Maison Ikkoku vol 2 (of 15)

UK Distributor:  Gollancz Manga

Author:  Rumiko Takahashi

Suggested Retail Price (SRP):  £4.99

Number of Pages:  224

ISBN:  0-5750-7837-5

Reviewed:  23th February 2006

Reviewer:  Rich (Webmaster)


Gollancz have always released the first two volumes of all their manga series at the same time, and in the case of Maison Ikkoku it was a move that really pays off.  The first volume of Rumiko Takahashi’s romantic comedy was good, but only began to show signs of greatness towards the end, and Maison Ikkoku vol 2 picks up the baton and runs with it.

Things seemed to be going swimmingly for Yusaku Godai last time round, he passed his college entrance exams and was rapidly growing closer to widowed apartment manager Kyoko Otonashi, but the arrival of the dashing tennis coach Shun Mitaka really put a spanner in the works.  Now Godai has a rival who outdoes him in nearly every area but Godai finds out a secret – Mitaka is afraid of dogs, something he really wants to keep from the dog owning Kyoko.  Meanwhile Godai continues to tutor Kyoko’s niece and also becomes involved in a puppet theatre group at college, he seems to have a knack for working with children and this impresses Kyoko, but there is a big problem coming up.  Somehow a series of events ends up with him going out with Kozue Nanao, a girl he worked with in one of his part-time jobs.  His heart is with Kyoko but he doesn’t want to hurt the sweet Kozue and is secretly scared he may lose both, however, are his actions just going to send Kyoko into Mitaka’s arms?

As mentioned the story really began to pick up at the end of vol 1 when tennis coach Mitaka was introduced.  This new character added a whole new dimension to the story, and as his character is explored things get even better.  The rivalry between him and Godai as they vie for Kyoko’s attention is what drives the story and Mitaka, who at first seemed perfect, is given a human side through his fear of dogs. Mrs Ichinose, Akemi and Yotsuya once again provide most of the comedy but this time the other characters are explored in far more depth.  We get flashes of Kyoko and Godai’s past as well as plenty of examples of their human sides, whether Godai’s drunken confession of love or Kyoko’s road rage.  These things are not only funny but make the characters feel more real, and even though you are pretty sure you know how the story will end (as usual for romantic manga), you are really interested to see how it’s going to get there.

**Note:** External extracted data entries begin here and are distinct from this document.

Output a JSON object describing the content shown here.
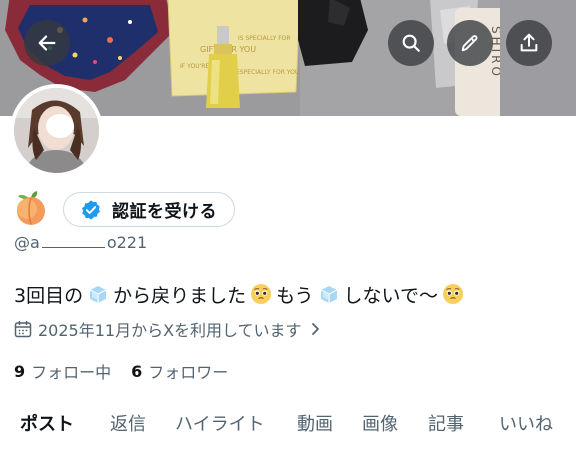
{
  "header": {
    "back_icon": "arrow-left-icon",
    "search_icon": "search-icon",
    "edit_icon": "pencil-icon",
    "share_icon": "share-icon"
  },
  "banner": {
    "package_text_lines": [
      "GIFT FOR YOU",
      "IS SPECIALLY FOR",
      "IF YOU'RE HAPPY",
      "ESPECIALLY FOR YOU"
    ],
    "bottle_brand": "SHIRO"
  },
  "profile": {
    "badge_emoji": "🍑",
    "verify_label": "認証を受ける",
    "handle_prefix": "@a",
    "handle_suffix": "o221",
    "bio_parts": [
      "3回目の",
      "から戻りました",
      "もう",
      "しないで〜"
    ],
    "joined_text": "2025年11月からXを利用しています",
    "following_count": "9",
    "following_label": "フォロー中",
    "followers_count": "6",
    "followers_label": "フォロワー"
  },
  "tabs": [
    "ポスト",
    "返信",
    "ハイライト",
    "動画",
    "画像",
    "記事",
    "いいね"
  ],
  "active_tab": "ポスト",
  "colors": {
    "text_primary": "#0f1419",
    "text_secondary": "#536471",
    "verify_blue": "#1d9bf0",
    "border": "#cfd9de"
  }
}
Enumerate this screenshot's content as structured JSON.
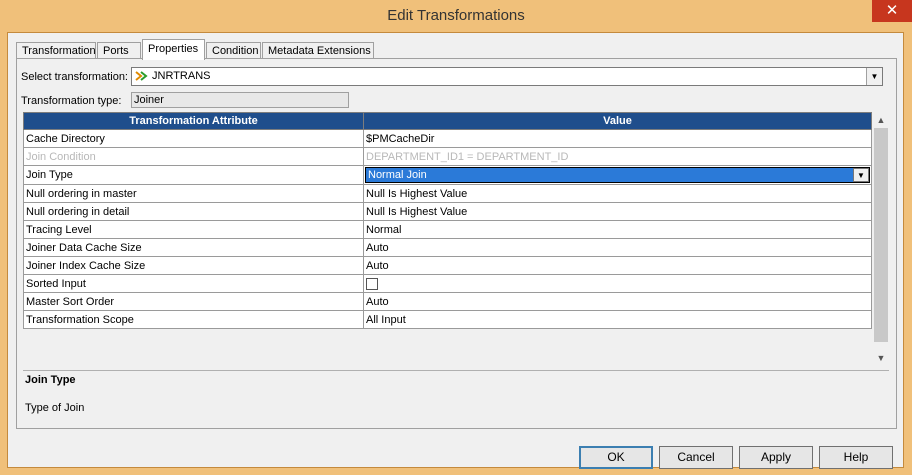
{
  "window": {
    "title": "Edit Transformations",
    "close_label": "✕"
  },
  "tabs": [
    {
      "label": "Transformation",
      "active": false
    },
    {
      "label": "Ports",
      "active": false
    },
    {
      "label": "Properties",
      "active": true
    },
    {
      "label": "Condition",
      "active": false
    },
    {
      "label": "Metadata Extensions",
      "active": false
    }
  ],
  "select_transformation": {
    "label": "Select transformation:",
    "value": "JNRTRANS",
    "icon": "joiner-icon"
  },
  "transformation_type": {
    "label": "Transformation type:",
    "value": "Joiner"
  },
  "grid": {
    "headers": [
      "Transformation Attribute",
      "Value"
    ],
    "rows": [
      {
        "attr": "Cache Directory",
        "value": "$PMCacheDir"
      },
      {
        "attr": "Join Condition",
        "value": "DEPARTMENT_ID1 = DEPARTMENT_ID"
      },
      {
        "attr": "Join Type",
        "value": "Normal Join"
      },
      {
        "attr": "Null ordering in master",
        "value": "Null Is Highest Value"
      },
      {
        "attr": "Null ordering in detail",
        "value": "Null Is Highest Value"
      },
      {
        "attr": "Tracing Level",
        "value": "Normal"
      },
      {
        "attr": "Joiner Data Cache Size",
        "value": "Auto"
      },
      {
        "attr": "Joiner Index Cache Size",
        "value": "Auto"
      },
      {
        "attr": "Sorted Input",
        "value": ""
      },
      {
        "attr": "Master Sort Order",
        "value": "Auto"
      },
      {
        "attr": "Transformation Scope",
        "value": "All Input"
      }
    ]
  },
  "description": {
    "title": "Join Type",
    "text": "Type of Join"
  },
  "buttons": {
    "ok": "OK",
    "cancel": "Cancel",
    "apply": "Apply",
    "help": "Help"
  },
  "colors": {
    "header_bg": "#1f4e8c",
    "selection": "#2b7ad8",
    "frame": "#f0c07a"
  }
}
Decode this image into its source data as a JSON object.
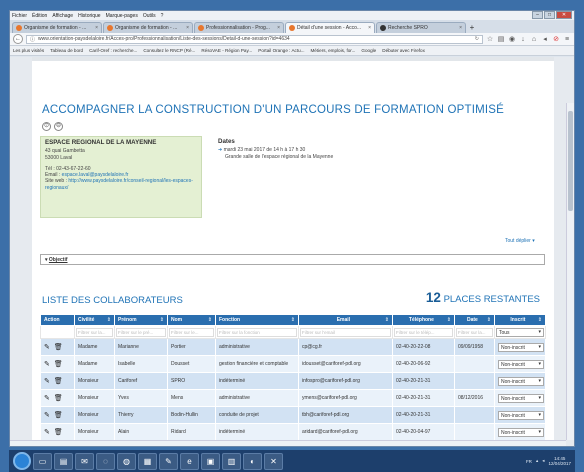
{
  "menu": [
    "Fichier",
    "Édition",
    "Affichage",
    "Historique",
    "Marque-pages",
    "Outils",
    "?"
  ],
  "tabs": [
    {
      "title": "Organisme de formation - ...",
      "active": false
    },
    {
      "title": "Organisme de formation - ...",
      "active": false
    },
    {
      "title": "Professionnalisation - Prog...",
      "active": false
    },
    {
      "title": "Détail d'une session - Acco...",
      "active": true
    },
    {
      "title": "Recherche SPRO",
      "active": false
    }
  ],
  "url": "www.orientation-paysdelaloire.fr/Acces-pro/Professionnalisation/Liste-des-sessions/Detail-d-une-session?id=4634",
  "bookmarks": [
    "Les plus visités",
    "Tableau de bord",
    "Carif-Oref : recherche...",
    "Consultez le RNCP (Ré...",
    "RésoVAE - Région Pay...",
    "Portail Orange : Actu...",
    "Métiers, emplois, for...",
    "Google",
    "Débuter avec Firefox"
  ],
  "page": {
    "title": "ACCOMPAGNER LA CONSTRUCTION D'UN PARCOURS DE FORMATION OPTIMISÉ",
    "org": {
      "name": "ESPACE REGIONAL DE LA MAYENNE",
      "address1": "43 quai Gambetta",
      "address2": "53000 Laval",
      "tel": "Tél : 02-43-67-22-60",
      "email_label": "Email :",
      "email": "espace.laval@paysdelaloire.fr",
      "site_label": "Site web :",
      "site": "http://www.paysdelaloire.fr/conseil-regional/les-espaces-regionaux/"
    },
    "dates": {
      "heading": "Dates",
      "date": "mardi 23 mai 2017 de 14 h à 17 h 30",
      "location": "Grande salle de l'espace régional de la Mayenne"
    },
    "deploy": "Tout déplier",
    "objectif": "Objectif",
    "liste_title": "LISTE DES COLLABORATEURS",
    "places_count": "12",
    "places_label": "PLACES RESTANTES"
  },
  "table": {
    "headers": [
      "Action",
      "Civilité",
      "Prénom",
      "Nom",
      "Fonction",
      "Email",
      "Téléphone",
      "Date",
      "Inscrit"
    ],
    "filters": [
      "Filtrer sur la...",
      "Filtrer sur le pré...",
      "Filtrer sur le...",
      "Filtrer sur la fonction",
      "Filtrer sur l'email",
      "Filtrer sur le télép...",
      "Filtrer sur la...",
      "Tous"
    ],
    "rows": [
      {
        "civ": "Madame",
        "prenom": "Marianne",
        "nom": "Portier",
        "fonction": "administrative",
        "email": "cp@cg.fr",
        "tel": "02-40-20-22-08",
        "date": "09/09/1958",
        "inscrit": "Non-inscrit"
      },
      {
        "civ": "Madame",
        "prenom": "Isabelle",
        "nom": "Dousset",
        "fonction": "gestion financière et comptable",
        "email": "idousset@cariforef-pdl.org",
        "tel": "02-40-20-06-92",
        "date": "",
        "inscrit": "Non-inscrit"
      },
      {
        "civ": "Monsieur",
        "prenom": "Cariforef",
        "nom": "SPRO",
        "fonction": "indéterminé",
        "email": "infospro@cariforef-pdl.org",
        "tel": "02-40-20-21-31",
        "date": "",
        "inscrit": "Non-inscrit"
      },
      {
        "civ": "Monsieur",
        "prenom": "Yves",
        "nom": "Mens",
        "fonction": "administrative",
        "email": "ymens@cariforef-pdl.org",
        "tel": "02-40-20-21-31",
        "date": "08/12/2016",
        "inscrit": "Non-inscrit"
      },
      {
        "civ": "Monsieur",
        "prenom": "Thierry",
        "nom": "Bodin-Hullin",
        "fonction": "conduite de projet",
        "email": "tbh@cariforef-pdl.org",
        "tel": "02-40-20-21-31",
        "date": "",
        "inscrit": "Non-inscrit"
      },
      {
        "civ": "Monsieur",
        "prenom": "Alain",
        "nom": "Ridard",
        "fonction": "indéterminé",
        "email": "aridard@cariforef-pdl.org",
        "tel": "02-40-20-04-97",
        "date": "",
        "inscrit": "Non-inscrit"
      }
    ]
  },
  "tray": {
    "lang": "FR",
    "time": "14:45",
    "date": "12/04/2017"
  }
}
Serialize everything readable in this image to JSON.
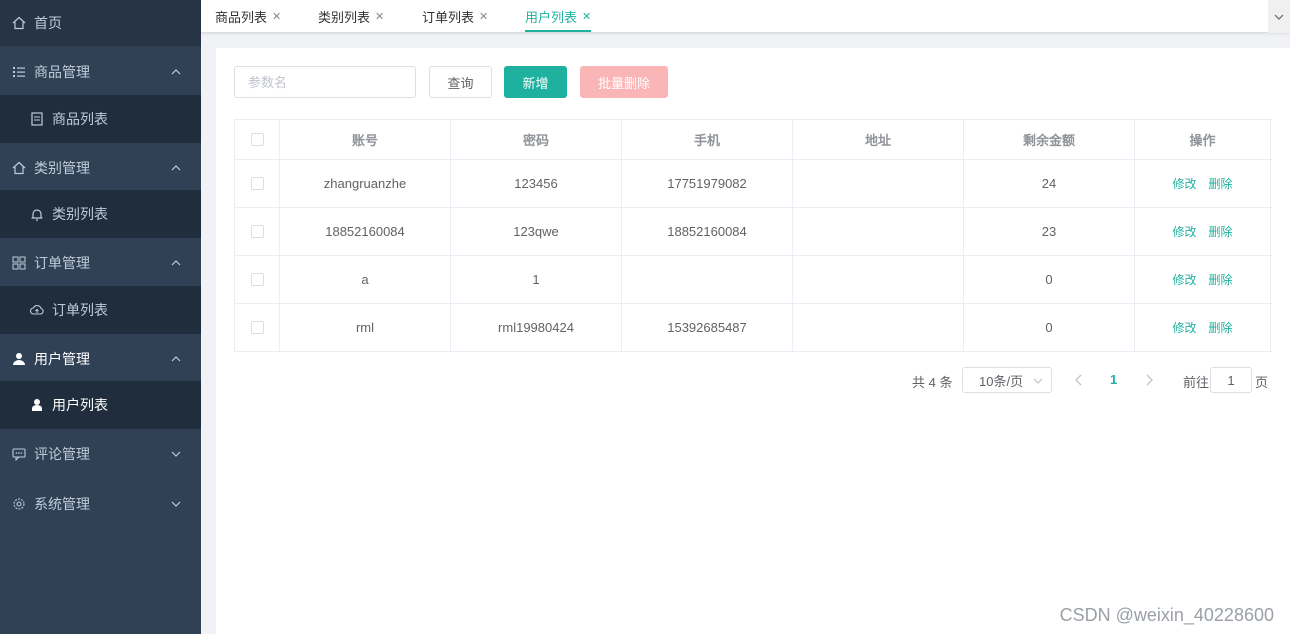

This volume is a lot funnier than the first - particularly during the chapters in which the gang goes to the beach and Kyoko performs in Godai’s puppet play - and the antics of the neighbours are still amusing.  This comedy makes Maison Ikkoku vol 2 a very entertaining read, and the drama and usual misunderstandings are handled in a skilful and non-patronising manner.  Takahashi’s excellent writing is really starting to give the characters depth, and she backs this up with superb, clear artwork that is very easy on the eye.  The story is picking up and she throws in another curve ball with the arrival of Kozue Nanao, who adds another interesting element to the plot without overcomplicating it.  Again the problems come in the sheer 1980’s-ness of it, which may make it harder to identify with for younger readers, and despite a degree of originality there are still plenty of familiar romantic comedy clichés.

This said, Maison Ikkoku vol 2 is a real improvement on volume 1, with both the cast and story really fleshed out by some excellent writing from Rumiko Takahashi.  The artwork is simple but effective, being clear and uncluttered but still retaining a high level of detail, and all the characters are instantly recognisable.  There is plenty of comedy and drama on offer but I get the impression that Godai’s neighbours may start to get a bit annoying after a while, and there is also the danger that if the clichés increase then it may become a bit predictable.  At the moment though Maison Ikkoku remains a highly enjoyable read, with plenty of comedy and likeable characters who become more interesting as the story progresses, and is definitely worth a look.


 Even less than last time, a biography of Rumiko Takahashi and that's it.